As far as I know, unlike GraphQL, nobody has found any patents filed by Facebook that would actually cover any part of React, so right now the patent grant seems to be more of a statement of intent. But expecting you can dodge patent lawsuits by using different technology is absurd. The only way to avoid software patent lawsuits is not to own, deploy or produce software. The only winning move is not to play.




> nobody has found any patents filed by Facebook that would actually cover any part of React,

Somebody on /r/ posted this[0].

[0]: https://www.google.com/patents/US20170221242


And I responded with this (curious for informed feedback):

I just read it. I can't believe this patent was granted. If I'm reading it correctly, it's a patent for an old trick used by every OS and video game ever made. Basically, don't redraw things that aren't in view, and only redraw the bits of things that are in view.

Anyway, I can't see how this is applicable to React, as it really isn't how the v-dom works at all. The v-dom isn't about failing to draw clipped items. The v-dom is about diffing two trees and only updating changed items.

Am I totally off base here?


Welcome to a larger world. The bulk of patents in the US seem ridiculous.


Nope. Software patents are basically bullshit and I'm glad I don't live in a country where they pose a direct threat to companies.


Thank you, you made me comprehend why all software patents are nonsense.


> nobody has found any patents filed by Facebook that would actually cover any part of React

Let's suppose that the set of Facebook's patents were known. The size of that set is large enough that if someone wanted to validate the claim that Facebook has no patents on React, it would be a massive undertaking—perhaps several man years, even. Not that this really makes a difference.

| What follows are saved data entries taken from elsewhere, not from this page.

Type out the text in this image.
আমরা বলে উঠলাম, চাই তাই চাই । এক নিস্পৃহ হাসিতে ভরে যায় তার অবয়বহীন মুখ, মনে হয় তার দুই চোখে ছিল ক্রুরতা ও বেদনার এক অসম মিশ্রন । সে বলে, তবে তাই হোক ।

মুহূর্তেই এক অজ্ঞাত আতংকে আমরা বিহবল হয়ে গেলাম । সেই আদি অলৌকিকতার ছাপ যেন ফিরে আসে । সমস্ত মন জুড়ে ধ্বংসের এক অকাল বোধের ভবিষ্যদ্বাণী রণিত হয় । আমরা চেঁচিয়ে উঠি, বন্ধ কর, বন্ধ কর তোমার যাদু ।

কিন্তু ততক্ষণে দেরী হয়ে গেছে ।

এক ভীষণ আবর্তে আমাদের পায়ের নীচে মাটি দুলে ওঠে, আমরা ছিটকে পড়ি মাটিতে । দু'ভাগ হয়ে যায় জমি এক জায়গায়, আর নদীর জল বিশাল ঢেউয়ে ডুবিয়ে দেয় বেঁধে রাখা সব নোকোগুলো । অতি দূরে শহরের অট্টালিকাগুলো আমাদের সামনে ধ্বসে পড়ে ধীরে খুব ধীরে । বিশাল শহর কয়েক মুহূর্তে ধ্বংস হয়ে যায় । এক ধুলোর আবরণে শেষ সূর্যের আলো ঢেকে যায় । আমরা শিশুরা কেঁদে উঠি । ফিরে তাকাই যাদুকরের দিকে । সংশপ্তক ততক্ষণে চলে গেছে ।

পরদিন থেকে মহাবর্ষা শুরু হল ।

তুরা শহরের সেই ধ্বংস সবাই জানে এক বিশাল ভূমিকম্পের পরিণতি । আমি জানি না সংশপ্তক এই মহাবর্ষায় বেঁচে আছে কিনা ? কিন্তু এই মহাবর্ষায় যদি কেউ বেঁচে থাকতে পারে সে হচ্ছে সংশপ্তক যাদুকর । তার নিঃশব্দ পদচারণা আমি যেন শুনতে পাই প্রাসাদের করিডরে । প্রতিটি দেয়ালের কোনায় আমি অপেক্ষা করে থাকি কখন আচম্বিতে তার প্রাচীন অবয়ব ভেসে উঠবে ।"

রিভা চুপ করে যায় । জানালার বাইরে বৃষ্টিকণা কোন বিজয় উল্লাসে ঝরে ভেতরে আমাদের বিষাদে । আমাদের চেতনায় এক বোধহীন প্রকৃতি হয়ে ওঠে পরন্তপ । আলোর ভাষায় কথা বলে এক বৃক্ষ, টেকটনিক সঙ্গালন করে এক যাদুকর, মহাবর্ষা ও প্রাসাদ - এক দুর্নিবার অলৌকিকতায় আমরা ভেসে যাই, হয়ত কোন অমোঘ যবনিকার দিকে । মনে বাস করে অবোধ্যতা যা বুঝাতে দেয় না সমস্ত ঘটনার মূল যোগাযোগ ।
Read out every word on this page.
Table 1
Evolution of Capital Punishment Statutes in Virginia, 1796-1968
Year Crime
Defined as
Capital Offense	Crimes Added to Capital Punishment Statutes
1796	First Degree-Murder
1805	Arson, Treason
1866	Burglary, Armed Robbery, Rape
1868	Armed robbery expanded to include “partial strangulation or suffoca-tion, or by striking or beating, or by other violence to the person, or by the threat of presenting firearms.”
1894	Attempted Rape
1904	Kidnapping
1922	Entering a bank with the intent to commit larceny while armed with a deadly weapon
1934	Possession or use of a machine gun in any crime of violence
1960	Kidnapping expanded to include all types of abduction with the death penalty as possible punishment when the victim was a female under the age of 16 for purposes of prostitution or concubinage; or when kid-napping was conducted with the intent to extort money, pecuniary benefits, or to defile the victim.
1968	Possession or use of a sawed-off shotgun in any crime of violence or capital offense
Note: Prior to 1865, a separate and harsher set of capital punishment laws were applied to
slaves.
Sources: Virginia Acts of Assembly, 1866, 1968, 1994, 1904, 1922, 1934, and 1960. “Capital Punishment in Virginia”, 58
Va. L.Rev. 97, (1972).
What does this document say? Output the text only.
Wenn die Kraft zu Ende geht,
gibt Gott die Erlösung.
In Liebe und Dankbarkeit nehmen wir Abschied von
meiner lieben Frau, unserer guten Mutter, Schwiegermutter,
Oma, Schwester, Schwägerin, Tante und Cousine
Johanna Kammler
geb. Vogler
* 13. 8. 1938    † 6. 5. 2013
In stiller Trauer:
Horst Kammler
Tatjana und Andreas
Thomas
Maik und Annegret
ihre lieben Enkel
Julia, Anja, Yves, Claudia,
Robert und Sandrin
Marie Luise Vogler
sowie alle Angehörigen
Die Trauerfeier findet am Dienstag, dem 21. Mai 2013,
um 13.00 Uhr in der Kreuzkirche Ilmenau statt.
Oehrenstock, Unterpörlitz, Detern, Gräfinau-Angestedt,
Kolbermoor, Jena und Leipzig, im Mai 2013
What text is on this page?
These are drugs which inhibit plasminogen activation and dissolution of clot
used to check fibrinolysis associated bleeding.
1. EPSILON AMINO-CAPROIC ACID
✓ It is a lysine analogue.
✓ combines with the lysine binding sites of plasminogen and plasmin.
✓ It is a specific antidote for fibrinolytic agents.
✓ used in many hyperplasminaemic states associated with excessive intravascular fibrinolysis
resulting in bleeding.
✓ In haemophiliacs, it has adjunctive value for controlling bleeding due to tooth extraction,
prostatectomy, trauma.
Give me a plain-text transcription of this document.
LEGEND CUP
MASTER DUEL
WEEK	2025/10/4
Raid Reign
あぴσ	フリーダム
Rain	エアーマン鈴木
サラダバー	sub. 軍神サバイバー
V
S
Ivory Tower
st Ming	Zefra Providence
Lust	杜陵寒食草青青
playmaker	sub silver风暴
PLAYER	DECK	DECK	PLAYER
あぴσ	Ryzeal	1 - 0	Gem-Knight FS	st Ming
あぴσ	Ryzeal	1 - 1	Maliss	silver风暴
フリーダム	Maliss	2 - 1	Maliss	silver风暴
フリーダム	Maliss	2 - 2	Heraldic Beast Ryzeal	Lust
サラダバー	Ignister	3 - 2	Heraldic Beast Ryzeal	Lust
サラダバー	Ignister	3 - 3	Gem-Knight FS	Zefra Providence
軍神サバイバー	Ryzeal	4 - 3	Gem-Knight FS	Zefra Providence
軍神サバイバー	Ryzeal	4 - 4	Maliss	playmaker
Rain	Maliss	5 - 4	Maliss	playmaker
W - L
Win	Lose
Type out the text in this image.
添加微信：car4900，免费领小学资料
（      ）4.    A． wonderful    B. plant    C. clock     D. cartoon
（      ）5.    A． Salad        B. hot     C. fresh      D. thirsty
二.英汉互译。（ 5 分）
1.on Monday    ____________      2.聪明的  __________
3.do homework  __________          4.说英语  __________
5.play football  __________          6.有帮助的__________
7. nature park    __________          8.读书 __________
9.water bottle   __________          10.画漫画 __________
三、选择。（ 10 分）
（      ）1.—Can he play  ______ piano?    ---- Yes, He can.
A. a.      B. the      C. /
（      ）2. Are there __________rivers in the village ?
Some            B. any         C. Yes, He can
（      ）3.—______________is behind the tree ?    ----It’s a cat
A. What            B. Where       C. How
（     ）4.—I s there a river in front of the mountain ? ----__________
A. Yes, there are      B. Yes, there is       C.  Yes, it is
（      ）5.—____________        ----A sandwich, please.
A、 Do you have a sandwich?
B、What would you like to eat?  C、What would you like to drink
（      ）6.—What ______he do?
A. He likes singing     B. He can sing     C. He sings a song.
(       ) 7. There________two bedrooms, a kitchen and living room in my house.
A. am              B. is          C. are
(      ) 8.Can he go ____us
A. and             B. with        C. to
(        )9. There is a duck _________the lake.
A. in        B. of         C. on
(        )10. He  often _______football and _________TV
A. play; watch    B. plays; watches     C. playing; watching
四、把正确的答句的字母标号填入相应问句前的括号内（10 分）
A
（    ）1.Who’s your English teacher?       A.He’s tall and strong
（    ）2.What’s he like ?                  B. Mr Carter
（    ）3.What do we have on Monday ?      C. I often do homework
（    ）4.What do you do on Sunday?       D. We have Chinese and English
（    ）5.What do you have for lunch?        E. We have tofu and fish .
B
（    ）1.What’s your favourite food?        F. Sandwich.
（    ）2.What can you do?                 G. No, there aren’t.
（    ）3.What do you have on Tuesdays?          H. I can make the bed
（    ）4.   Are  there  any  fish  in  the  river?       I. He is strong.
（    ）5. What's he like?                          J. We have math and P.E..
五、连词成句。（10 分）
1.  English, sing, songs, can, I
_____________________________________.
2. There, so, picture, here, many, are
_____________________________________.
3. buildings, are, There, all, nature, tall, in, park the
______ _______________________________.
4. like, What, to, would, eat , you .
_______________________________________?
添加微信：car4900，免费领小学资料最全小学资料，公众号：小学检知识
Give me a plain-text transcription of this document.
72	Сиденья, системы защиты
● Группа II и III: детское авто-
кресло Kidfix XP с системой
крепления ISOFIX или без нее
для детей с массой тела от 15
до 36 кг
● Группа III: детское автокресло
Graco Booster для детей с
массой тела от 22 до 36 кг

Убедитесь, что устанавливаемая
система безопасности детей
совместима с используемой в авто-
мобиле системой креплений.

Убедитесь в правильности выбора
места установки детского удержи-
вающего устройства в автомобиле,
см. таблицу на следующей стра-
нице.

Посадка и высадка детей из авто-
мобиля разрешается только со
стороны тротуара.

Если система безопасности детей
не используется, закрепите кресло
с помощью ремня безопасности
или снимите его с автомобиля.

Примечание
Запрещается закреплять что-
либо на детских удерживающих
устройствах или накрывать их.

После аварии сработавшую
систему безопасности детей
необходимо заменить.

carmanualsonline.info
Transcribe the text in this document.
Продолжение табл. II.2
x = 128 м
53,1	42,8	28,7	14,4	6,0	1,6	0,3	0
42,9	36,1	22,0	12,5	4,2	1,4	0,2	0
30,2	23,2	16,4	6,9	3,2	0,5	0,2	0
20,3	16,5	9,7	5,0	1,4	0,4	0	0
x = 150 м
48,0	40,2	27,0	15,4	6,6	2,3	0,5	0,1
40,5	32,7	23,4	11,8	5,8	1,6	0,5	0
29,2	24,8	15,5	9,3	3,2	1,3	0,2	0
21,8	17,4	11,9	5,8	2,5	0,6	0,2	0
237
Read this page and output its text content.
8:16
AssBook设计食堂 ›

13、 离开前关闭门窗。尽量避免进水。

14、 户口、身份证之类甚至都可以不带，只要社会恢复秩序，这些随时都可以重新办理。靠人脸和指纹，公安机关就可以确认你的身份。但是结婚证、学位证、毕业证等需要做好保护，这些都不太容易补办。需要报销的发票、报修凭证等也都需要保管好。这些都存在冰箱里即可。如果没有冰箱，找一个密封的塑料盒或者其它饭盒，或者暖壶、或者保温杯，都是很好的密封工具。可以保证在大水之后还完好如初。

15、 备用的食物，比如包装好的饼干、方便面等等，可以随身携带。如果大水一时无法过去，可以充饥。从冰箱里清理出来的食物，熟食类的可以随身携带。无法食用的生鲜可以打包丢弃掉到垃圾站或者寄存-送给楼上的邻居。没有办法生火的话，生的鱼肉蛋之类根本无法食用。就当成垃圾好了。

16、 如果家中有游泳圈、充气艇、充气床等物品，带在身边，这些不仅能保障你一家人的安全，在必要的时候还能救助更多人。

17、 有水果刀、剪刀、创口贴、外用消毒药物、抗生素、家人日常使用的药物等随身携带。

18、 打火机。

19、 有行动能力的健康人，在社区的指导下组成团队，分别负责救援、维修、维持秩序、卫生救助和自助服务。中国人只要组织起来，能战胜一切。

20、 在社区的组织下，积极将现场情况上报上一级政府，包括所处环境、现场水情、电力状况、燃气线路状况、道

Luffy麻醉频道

Facebook has thousands of patents with their name on them. They have thousands more where Facebook's name would not appear, because they control the patents through acquisitions and cross-licensing deals, which means the size of the set of Facebook's patents on any given technology is unknowable. We're basically running into the equivalent of the halting problem as applied to the world of IP—which has always been the crux case against software patents—it doesn't matter how diligent you are, because there's always the risk of being submarined.

So I don't know where this idea comes from that Facebook has no patents covering React. I keep seeing it repeated, and yet it seems to have been derived from nothing more than the same comments I saw early in the conversation about React probably not being covered—in which case, those comments are a terrible thing to base your understanding on, because I know those were just generic, off-the-cuff, probably underinformed speculation no different from 90% of the comments in any other thread about licensing.